My mother pleads not guilty

I'm in Boston, thinking about my mother at 13, facing the court

I sent my mother flowers for Mother’s Day from her favorite neighborhood florist. We’re the kind of women — raised by Grandmother, the original arbiter of exquisite (her favorite word) taste — who love to have fresh flowers around, beautiful things that don’t keep, something bright and beautiful, go ahead, make a fuss. We love a fuss. Frills in abundance. Come what may, we will always balk at a life of plain practicality. There’s more than flowers coming her way, too, little pretty things I picked up on my trip to Japan last month, but I’m late putting them in the mail, always late. We also have that in common. We mean well about the post but time slips away; also, we don’t really mind belated presents when they extend the occasion.

None of these gifts feel sufficient after what she’s given me, of course, the latest and biggest gift being her stories that I wove into mine for Runaway, which I must point out is now out in paperback with new glowing blurbs and such. I’m in Boston at the moment, for a quick drop-in to see my favorite band The Hold Steady play with Dinosaur Jr., flying in after work on Friday and home by lunch on Sunday, another way of giving myself fresh flowers, of sprinkling some temporary joy into the month for no practical reason at all. Boston is where my mother hitchhiked to at 13, after Aspen, her first destination, put its golden summer season to bed. It was in Boston where she rented her first room in a shared house, a little cupboard under the stairs in Cambridge; where she was arrested on suspicion of being a runaway — pleads not guilty — and held in jail while she and a judge played who will blink first. They did. She was found guilty anyway. If you’ve read the book, you know what happens next.

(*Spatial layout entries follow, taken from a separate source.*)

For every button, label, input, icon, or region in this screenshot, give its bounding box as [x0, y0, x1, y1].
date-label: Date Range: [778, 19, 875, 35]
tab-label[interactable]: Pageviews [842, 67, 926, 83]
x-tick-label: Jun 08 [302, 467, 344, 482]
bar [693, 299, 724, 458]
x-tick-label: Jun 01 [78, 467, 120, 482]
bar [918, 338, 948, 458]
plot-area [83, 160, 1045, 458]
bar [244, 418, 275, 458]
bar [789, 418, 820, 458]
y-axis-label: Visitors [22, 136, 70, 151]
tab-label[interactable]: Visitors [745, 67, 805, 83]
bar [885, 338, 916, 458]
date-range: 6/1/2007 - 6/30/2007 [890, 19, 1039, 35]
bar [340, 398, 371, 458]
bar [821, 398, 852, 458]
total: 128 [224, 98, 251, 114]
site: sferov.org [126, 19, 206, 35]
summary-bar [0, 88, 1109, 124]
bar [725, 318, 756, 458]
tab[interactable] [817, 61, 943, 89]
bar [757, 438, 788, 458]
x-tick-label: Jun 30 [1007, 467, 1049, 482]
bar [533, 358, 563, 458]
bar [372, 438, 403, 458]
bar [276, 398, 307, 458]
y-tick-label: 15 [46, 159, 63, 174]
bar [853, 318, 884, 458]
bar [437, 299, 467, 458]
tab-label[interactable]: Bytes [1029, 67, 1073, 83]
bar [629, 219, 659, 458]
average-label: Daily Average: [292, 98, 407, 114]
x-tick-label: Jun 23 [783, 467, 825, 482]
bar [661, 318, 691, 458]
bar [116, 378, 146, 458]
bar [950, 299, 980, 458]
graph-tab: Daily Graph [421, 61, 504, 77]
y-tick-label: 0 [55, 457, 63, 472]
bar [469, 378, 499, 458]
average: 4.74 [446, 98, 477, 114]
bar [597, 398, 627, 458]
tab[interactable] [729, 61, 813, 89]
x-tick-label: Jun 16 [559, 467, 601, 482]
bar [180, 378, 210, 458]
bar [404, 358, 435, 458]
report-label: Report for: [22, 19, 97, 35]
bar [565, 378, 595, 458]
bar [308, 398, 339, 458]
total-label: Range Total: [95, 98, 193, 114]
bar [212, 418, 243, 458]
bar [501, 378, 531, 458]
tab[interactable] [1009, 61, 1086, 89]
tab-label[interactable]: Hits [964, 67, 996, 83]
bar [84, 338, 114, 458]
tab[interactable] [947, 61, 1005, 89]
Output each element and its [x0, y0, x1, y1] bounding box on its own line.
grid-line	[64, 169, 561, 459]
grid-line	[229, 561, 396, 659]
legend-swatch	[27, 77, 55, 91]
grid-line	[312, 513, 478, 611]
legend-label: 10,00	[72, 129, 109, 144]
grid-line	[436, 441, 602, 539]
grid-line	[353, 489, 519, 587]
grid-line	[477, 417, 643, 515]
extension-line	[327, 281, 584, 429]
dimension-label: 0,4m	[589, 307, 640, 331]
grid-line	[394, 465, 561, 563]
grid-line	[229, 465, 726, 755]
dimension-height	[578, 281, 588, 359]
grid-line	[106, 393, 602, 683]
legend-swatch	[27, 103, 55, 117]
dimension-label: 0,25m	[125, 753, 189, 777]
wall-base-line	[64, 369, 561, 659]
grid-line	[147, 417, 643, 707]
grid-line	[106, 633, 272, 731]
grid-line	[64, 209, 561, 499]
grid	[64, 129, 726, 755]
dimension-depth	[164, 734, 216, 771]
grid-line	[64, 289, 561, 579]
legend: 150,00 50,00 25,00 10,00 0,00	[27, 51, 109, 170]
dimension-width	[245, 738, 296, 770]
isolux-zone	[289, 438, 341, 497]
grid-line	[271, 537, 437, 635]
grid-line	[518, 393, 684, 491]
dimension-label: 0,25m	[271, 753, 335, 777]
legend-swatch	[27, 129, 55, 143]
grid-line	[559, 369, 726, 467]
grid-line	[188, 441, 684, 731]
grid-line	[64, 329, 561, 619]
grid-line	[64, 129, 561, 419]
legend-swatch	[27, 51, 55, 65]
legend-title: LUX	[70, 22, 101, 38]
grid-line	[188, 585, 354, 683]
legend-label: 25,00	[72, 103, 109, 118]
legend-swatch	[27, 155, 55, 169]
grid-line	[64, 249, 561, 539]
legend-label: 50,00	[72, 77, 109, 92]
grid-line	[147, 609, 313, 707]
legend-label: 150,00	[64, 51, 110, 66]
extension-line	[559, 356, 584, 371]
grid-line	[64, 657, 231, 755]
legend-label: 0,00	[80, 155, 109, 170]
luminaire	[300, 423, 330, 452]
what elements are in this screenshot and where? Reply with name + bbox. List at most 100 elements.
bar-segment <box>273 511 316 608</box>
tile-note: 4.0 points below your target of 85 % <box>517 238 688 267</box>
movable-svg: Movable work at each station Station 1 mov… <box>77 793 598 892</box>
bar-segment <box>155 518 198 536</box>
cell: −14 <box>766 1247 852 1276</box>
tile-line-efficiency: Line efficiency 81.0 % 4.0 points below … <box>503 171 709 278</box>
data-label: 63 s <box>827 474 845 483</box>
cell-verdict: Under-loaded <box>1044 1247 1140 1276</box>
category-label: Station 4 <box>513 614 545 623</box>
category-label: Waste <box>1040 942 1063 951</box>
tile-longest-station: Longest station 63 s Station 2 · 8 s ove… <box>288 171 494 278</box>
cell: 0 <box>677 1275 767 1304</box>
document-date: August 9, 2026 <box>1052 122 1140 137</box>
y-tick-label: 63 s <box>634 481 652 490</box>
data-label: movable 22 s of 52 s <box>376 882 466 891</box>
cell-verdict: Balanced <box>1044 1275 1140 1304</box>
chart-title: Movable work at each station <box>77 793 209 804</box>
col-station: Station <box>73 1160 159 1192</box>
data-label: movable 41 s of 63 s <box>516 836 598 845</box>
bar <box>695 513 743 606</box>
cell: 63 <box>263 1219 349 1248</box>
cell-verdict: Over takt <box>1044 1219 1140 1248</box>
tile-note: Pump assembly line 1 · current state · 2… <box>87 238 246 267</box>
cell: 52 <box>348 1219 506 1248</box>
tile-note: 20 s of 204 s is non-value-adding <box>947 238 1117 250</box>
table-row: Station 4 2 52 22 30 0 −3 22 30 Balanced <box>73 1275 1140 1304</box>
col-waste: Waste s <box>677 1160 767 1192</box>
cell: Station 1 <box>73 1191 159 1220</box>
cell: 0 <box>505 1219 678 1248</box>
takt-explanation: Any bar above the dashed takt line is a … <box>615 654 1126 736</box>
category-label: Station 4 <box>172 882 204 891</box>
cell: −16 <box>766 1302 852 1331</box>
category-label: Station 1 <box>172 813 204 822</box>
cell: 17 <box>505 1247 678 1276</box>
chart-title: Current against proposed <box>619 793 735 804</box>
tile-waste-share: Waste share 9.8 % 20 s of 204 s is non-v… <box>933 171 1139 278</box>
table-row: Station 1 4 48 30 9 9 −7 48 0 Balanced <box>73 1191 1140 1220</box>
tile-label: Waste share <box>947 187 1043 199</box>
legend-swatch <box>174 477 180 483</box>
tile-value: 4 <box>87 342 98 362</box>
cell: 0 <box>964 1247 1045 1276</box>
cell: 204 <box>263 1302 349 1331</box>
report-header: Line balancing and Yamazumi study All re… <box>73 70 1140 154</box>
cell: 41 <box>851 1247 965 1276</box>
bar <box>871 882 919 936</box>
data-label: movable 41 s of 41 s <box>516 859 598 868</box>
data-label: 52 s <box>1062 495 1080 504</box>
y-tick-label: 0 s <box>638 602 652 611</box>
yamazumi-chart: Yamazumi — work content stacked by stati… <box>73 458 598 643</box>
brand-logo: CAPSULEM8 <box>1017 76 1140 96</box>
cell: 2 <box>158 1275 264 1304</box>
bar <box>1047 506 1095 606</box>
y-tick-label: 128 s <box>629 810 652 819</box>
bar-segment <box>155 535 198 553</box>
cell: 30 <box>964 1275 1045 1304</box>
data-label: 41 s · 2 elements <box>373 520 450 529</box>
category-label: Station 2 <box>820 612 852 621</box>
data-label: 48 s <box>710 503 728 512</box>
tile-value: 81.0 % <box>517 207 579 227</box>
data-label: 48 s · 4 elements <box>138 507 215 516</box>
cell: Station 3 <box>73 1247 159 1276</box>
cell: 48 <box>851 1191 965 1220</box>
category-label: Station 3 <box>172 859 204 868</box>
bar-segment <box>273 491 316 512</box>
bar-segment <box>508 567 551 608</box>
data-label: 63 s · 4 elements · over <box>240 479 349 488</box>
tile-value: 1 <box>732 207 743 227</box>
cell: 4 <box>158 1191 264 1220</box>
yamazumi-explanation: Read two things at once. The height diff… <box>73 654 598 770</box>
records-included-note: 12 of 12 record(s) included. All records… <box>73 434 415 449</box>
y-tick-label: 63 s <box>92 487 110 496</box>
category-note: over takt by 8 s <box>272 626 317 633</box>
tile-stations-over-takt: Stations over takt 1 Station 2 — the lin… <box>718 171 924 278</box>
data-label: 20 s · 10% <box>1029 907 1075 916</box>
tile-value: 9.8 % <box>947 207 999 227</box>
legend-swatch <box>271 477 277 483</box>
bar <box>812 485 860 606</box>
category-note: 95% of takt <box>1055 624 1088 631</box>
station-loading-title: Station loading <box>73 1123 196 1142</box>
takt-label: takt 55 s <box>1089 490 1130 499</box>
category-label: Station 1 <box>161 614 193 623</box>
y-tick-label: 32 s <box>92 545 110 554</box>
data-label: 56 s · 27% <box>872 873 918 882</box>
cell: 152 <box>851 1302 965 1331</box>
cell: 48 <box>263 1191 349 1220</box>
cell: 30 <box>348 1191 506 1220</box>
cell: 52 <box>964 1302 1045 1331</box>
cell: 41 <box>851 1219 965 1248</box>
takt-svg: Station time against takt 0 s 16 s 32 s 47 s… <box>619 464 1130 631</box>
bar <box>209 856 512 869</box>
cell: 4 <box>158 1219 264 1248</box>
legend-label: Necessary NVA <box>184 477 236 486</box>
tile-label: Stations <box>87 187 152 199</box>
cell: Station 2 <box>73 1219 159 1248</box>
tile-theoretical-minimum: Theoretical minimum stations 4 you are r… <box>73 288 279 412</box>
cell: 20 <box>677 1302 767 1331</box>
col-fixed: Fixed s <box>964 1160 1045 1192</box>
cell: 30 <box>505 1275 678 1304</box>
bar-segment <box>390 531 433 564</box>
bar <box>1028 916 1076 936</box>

If you haven’t, but you like stories about ungovernable girls and how the world treats them, maybe this is a book for you. Or maybe it’s a book for your own mother, because you are also a late present-giver — your local bookstore is open today. In honor of Megan Shane, the girl my mother became at 13 and had to leave behind before she turned 14, only to resurrect herself again as Alexis months later, here’s part of the court documents an archivist helped me find, and which my friend Emily was good enough to retrieve for me at the courthouse as I researched from afar.

Here’s to all the Hallelujahs, all those real sweet girls who made some not-sweet friends; resurrections all around for those soft girls who went through real hard times, including those who grew up to become mothers themselves, today.